Are China’s youth really living on microloans? Source: Shutterstock

What’s fuelling the growth of China’s online microlenders?

CHINA is seeing a paradigm shift in how its people manage their personal finances — and it’s fuelling the online microlending business in the country.

Up until now, loans had a bad reputation in China and people steered clear of moneylenders and financial services institutions offering loans and advances of any kind. This was especially true for payday and short-term loans. In fact, except for mortgages, borrowing money for other purchases or investments wasn’t common.

Millennials, on the other hand, are borrowing money — small amounts — for anything and everything. Even a burger.

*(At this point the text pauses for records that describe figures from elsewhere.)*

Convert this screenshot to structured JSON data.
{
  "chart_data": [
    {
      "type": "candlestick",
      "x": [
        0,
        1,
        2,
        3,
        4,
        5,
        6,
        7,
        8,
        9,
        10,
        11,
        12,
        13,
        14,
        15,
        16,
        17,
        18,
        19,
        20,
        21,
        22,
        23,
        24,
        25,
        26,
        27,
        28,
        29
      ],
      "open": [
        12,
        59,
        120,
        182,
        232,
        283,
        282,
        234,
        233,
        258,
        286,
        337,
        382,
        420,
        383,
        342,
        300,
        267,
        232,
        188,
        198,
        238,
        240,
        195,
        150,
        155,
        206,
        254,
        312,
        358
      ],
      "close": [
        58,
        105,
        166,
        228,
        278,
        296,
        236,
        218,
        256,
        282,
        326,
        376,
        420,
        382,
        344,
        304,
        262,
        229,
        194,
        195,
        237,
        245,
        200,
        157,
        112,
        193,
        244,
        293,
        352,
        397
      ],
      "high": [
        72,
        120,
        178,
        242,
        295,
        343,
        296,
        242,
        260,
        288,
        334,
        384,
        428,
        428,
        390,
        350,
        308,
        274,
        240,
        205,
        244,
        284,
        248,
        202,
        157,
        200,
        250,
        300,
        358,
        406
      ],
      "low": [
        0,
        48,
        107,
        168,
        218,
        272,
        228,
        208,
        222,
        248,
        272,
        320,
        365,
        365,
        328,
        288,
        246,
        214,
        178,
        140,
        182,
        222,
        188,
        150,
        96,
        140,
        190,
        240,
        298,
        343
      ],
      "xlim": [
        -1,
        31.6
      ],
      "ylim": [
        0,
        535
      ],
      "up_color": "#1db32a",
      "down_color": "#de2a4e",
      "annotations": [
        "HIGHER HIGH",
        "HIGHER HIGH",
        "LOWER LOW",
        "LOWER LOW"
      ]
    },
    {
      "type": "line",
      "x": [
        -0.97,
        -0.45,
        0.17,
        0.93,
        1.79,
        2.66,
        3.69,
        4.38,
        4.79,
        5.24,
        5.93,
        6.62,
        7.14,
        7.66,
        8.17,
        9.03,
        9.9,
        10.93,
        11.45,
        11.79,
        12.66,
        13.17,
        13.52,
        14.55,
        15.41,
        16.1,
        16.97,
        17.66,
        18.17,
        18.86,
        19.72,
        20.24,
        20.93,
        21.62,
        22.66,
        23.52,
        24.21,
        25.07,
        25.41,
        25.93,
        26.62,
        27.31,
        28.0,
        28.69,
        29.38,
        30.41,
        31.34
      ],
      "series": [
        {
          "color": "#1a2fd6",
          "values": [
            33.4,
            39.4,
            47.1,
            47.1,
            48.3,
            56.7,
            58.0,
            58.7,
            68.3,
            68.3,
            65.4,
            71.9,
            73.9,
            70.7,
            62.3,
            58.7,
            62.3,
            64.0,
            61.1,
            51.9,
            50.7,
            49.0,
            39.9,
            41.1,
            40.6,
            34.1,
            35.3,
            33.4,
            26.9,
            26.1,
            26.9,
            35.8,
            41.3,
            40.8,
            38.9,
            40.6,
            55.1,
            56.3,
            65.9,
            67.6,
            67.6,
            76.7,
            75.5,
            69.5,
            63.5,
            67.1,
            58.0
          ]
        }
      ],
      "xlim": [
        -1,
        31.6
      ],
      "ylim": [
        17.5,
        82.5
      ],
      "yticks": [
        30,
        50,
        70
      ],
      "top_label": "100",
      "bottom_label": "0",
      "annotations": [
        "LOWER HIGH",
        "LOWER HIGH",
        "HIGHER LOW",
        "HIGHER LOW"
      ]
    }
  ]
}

“Paying by installment is becoming a habit among young Chinese [born after 1990]. They prefer installments because they are more interested in trying innovative things [and] don’t have much money, but are still very optimistic about the future,” Jay Xiao Wenjie, founder of Lexin and operator of the online shopping center Fenqile told local media.

While interest rates differ based on the product price and repayment period, and some loans are offered interest-free, these new-age online microlenders make life easier for the new generation.

Given the high property prices and low average monthly income in the country, many young people are more likely to rely on credit for daily consumption items — which is facilitated by mobile payment apps and a few clicks and swipes on a smartphone.

As of June this year, Fenqile revealed that it had 29.2 million registered users and 95 percent of its customers were under 30 years old.

Since the company uses an artificial intelligence-based algorithm to approve a new user’s credit within seconds, acquiring customers becomes easier.

While the trend is getting more popular, it is important to remember that the country’s financial regulators expressed concern about the quick growth of online microlending firms last year and circulated new rules to local governments targeting fast-growing online micro-lenders, part of a campaign to rein in a rapidly developing financial sector.

According to Reuters, under the new rules, unlicensed organizations and individuals are not allowed to conduct a lending business and lending institutions are also not allowed to give loans to borrowers who have no source of income or to mislead consumers into over-borrowing.

“Amid the rapid development of cash loans — while they have played a role in meeting the normal credit needs of some groups – problems such as over-lending, repeat borrowing, improper collection, abnormally high-interest rates, and privacy violations have become prominent,” a multi-ministry task force said in a statement then.

From the looks of it, the checks and balances put in place by regulators last year have worked, but there is still room for improvement — maybe by educating the youth about the challenges of loans and the benefits of savings.